YUNUS GENÇ, “BENİM KARDEŞİM TAHRİK EDİLEREK, CANINA KASTEDİLDİ”
Kardeşinin seyir halindeyken uygulama takılmadığını, iş yerinin önünde yapılan hatalı park yapma nedeniyle ceza yazıldığını vurgulayarak Yunus Genç ise şöyle konuştu:
Bildiğiniz üzere bu konularla alakalı videolar çekiyoruz. Sayın Cumhurbaşkanım, size sesleniyoruz. Sesimizi duyurmak istiyoruz. İnanıyorum ki sesimizi bugün duyacaksınız ve bize cevap vereceksiniz. Bizler annelerin, babaların acılarını dinlediğinizi biliyorum. Geçen gün Emine hanımın şöyle bir açıklamasını, videosunu izledim. Sevgili eşiniz diyor ki, Anka kuşu ölmüştür. Son kalan Anka kuşunun dişisine çok üzüldüğünü, dünyaya duyurdu Emine hanım. Bizim kardeşimiz şehrin ortasında kurşunlanarak öldürülmüştür ve bu yüz kişinin bebeleri okuldan geçen, okul talebelerinin içinde yapılmıştır. Sayın cumhurbaşkanım bu konuya kayıtsız kalamazsınız. “Bu konuyu duymadım, işitmedim. Bana gelmedi diyemezsiniz” Polis memurlarımızın hepsinden razıyız.

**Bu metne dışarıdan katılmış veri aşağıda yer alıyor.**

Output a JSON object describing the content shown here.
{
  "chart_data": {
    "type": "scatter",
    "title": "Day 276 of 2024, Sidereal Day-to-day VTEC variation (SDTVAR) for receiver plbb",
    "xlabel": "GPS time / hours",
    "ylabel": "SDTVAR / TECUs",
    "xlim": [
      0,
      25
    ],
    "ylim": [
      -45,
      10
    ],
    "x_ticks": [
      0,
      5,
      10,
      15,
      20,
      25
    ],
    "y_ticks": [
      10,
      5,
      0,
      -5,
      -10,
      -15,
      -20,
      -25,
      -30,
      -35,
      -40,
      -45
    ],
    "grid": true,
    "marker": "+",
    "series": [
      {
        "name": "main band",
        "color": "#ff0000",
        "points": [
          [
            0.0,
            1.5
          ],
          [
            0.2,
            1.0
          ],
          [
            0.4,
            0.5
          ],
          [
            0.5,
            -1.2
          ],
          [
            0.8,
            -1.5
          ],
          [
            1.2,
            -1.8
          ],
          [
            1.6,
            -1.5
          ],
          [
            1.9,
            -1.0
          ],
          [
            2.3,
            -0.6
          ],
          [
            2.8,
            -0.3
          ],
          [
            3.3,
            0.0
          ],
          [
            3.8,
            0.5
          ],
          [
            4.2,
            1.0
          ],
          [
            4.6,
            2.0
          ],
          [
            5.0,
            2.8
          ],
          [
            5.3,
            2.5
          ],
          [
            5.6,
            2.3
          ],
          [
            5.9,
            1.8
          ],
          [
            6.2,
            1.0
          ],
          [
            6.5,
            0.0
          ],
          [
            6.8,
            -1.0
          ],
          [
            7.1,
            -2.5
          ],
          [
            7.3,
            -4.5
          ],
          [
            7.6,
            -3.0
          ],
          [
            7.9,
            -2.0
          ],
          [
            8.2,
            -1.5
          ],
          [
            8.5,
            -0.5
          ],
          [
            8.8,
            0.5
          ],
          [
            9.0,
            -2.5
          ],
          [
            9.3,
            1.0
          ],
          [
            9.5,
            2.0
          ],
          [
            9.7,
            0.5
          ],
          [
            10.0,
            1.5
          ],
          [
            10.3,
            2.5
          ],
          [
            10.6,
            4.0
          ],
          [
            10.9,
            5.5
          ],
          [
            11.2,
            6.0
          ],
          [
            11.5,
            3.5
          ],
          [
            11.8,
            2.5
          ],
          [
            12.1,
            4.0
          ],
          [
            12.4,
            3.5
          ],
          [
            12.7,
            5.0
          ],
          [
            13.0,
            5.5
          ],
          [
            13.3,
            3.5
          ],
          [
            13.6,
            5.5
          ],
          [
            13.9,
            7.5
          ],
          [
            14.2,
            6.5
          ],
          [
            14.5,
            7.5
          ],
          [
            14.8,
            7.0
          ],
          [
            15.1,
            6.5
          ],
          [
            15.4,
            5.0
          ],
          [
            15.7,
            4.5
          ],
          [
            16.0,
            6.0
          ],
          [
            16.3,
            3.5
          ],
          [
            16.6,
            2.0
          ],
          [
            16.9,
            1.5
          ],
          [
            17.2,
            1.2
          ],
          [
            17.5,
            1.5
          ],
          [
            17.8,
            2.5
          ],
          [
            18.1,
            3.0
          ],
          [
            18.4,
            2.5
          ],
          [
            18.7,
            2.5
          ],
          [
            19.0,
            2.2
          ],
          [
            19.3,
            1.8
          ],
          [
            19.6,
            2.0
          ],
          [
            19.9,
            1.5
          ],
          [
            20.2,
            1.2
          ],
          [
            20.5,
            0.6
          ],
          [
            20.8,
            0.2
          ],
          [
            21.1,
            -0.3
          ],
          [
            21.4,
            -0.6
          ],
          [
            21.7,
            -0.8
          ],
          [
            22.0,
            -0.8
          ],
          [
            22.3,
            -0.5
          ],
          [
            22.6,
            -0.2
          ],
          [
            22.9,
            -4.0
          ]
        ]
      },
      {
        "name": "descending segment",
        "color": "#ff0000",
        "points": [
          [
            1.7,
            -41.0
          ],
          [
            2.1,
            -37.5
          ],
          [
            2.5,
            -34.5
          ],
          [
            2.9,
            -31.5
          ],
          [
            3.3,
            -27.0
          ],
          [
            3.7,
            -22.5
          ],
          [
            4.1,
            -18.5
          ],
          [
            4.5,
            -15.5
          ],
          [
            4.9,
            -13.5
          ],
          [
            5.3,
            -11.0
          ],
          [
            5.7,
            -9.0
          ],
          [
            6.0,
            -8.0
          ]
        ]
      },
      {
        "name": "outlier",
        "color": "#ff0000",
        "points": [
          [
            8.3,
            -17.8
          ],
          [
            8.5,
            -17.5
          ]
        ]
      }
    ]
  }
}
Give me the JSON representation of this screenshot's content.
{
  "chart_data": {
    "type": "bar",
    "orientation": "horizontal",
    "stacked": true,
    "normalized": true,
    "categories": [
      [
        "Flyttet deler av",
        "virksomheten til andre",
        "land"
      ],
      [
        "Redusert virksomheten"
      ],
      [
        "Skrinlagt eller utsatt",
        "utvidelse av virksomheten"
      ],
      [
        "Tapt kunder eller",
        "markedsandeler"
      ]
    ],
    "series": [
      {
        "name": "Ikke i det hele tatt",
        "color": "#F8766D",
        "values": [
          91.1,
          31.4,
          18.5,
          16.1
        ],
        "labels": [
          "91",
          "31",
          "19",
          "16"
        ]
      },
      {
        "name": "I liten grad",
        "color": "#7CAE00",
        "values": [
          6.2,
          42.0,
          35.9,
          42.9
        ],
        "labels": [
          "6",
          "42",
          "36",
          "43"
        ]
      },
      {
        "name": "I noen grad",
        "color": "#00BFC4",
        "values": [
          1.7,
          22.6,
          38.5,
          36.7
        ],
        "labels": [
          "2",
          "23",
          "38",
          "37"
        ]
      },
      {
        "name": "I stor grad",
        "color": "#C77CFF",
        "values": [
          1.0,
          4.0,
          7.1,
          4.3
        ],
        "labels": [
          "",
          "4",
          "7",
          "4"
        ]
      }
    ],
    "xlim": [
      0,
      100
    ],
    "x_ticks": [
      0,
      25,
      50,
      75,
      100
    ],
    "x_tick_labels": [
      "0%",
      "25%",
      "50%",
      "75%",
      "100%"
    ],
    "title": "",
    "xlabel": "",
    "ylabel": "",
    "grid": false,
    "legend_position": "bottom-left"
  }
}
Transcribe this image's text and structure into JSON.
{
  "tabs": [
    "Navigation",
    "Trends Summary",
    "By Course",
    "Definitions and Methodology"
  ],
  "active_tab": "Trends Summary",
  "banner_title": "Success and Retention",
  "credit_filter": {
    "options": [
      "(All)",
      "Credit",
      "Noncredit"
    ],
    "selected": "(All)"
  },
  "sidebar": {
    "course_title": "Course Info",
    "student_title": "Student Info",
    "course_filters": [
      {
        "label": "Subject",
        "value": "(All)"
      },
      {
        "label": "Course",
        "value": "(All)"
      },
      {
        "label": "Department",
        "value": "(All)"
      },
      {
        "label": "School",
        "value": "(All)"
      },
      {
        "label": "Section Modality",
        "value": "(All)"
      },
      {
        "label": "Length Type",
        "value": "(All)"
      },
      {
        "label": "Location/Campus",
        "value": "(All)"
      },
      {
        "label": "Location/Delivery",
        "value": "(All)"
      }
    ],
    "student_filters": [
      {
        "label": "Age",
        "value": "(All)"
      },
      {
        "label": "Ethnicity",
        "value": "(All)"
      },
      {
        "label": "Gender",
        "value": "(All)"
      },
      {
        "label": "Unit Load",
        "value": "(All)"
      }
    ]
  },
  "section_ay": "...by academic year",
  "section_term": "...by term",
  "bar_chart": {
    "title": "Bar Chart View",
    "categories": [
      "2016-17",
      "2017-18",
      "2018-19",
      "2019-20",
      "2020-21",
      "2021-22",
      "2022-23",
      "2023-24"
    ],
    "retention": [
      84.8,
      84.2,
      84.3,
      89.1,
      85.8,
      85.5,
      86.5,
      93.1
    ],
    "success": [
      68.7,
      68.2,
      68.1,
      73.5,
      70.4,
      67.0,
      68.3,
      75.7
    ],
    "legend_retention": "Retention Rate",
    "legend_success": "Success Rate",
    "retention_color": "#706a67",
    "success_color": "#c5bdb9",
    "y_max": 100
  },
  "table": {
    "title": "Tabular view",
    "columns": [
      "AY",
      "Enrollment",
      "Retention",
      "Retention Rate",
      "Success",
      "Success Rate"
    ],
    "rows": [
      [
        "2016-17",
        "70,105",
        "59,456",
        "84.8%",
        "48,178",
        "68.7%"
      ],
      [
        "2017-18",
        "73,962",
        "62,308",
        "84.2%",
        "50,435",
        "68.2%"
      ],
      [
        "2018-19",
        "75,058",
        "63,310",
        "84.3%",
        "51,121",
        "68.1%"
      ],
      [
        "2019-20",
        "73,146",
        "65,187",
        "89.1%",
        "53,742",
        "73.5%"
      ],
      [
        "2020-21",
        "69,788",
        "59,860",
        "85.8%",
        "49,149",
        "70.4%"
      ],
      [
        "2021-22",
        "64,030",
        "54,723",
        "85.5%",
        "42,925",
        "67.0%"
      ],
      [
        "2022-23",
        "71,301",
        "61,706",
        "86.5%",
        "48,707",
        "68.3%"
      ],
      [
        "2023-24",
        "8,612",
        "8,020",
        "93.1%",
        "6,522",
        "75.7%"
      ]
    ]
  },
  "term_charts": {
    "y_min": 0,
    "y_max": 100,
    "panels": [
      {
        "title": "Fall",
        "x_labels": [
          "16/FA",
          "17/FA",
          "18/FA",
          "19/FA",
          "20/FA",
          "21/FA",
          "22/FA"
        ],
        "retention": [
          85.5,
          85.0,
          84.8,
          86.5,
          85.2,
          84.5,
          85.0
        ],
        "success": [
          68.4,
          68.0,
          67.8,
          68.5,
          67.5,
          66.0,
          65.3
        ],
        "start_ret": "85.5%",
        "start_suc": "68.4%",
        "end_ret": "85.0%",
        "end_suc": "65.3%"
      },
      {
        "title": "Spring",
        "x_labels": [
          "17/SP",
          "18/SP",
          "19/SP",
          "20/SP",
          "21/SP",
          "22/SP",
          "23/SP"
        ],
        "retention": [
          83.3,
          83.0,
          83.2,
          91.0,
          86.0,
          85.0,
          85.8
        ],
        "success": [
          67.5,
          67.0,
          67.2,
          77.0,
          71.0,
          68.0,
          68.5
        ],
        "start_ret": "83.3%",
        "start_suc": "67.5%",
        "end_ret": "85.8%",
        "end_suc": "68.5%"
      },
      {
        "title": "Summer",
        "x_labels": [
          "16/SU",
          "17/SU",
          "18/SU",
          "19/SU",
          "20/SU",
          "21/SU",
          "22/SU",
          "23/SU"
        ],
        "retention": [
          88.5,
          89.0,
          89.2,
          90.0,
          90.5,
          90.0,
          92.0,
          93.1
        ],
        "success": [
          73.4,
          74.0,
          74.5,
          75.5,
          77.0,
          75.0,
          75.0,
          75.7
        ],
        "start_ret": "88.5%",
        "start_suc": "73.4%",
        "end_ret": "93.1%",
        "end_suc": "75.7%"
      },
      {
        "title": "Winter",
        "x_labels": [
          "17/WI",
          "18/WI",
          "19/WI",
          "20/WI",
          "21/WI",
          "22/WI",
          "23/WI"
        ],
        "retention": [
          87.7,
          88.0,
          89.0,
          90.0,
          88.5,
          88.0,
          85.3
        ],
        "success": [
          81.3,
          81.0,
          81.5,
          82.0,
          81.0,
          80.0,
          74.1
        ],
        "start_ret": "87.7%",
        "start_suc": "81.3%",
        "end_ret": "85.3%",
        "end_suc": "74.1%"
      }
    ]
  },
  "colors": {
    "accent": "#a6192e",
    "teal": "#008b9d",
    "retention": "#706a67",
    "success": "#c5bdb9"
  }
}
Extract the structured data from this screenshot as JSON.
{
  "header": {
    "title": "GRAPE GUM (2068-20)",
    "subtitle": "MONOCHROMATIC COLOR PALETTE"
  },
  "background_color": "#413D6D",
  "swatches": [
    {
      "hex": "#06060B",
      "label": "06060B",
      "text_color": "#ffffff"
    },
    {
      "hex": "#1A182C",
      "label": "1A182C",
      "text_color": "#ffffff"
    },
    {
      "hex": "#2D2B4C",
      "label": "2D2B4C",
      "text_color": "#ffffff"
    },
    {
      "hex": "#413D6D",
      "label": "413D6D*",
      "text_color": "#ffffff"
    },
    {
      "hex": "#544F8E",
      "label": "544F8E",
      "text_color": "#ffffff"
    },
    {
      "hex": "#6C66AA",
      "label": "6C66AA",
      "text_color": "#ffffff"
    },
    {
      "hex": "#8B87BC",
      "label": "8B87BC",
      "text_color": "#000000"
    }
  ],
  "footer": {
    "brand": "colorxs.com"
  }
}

Devletimizi de seviyoruz, polisimizi de seviyoruz ama polis memurlarımız burada acemice, emniyet güçlerimiz acemice davranmış, emniyet güvenliğini almamış, trafik polislerimiz olaya müdahale etmiş, müdahale sıfır. Vali beyimiz açıklama yapıyor, şöyle bir açıklama var. Ben açıklamasını okuyorum. Sayın valim polis memurlarınız size yanlış bilgi vermişler. Bilgileri bir kez de bizlerden alın. Sayın valim size demişler ki, “Seyir halinde gelirken, benim kardeşim uygulamada değil kendi işyerinden, yukarıdan aşağı çağrılarak eline bir ceza yazıldı, “Kaldırıma yanlış park etmişsiniz” diye. Benim kardeşim tahrik edilerek, canına kastedildi. Benim küçük kardeşim, kardeşimi sakinleştirmek için aşağı iniyor. diyor ki, “Abi dur, arabanı yakmışsın. Tamam.” Polis memurlarına, “Sessiz olun, ben kardeşimi sakinleştireceğim” diyor. Ama bizim trafik şube memurlarımız, sakallı olduğundan dolayı yabancı uyruklu olduğunu düşündüğü için kalkıyorlar dört polis birden altını alıyorlar. Ben bir kardeş olarak konuşuyorum.
“DELİL KARARTMA YAPAMAZSINIZ”
Öldürülen Yavuz Genç, benim abimdi. Altını alınan da Adem Genç, onun kardeşiydi. Bir abiydi ve abi olarak koşmak ve kardeşini kurtarmakta onun göreviydi, sayın cumhurbaşkanım. Hepimizin kardeşi var. Hepimizin abisi var. Bugün bakıyoruz, kardeşini kurtarmaya koşanla elinde silah yok ve polis memurlarımız onu orada acemi bir şekilde kurşuna diziyorlar. Okul çocukları, bebelerimizde ordan geçerken, seyrediyorlar. Bunlar video kayıtlarında var. Bunları delil karartma yapamazsınız. Sayın Cumhurbaşkanım, bizden can aldınız. Canımızı yaktınız. Tek derdimiz size sesimizi duyurmak. İnsanlar kendileri adaleti sağlamaya kalkmasın lütfen. Bu davanın arkasında durun. Bu davayı sürdüreceğiz.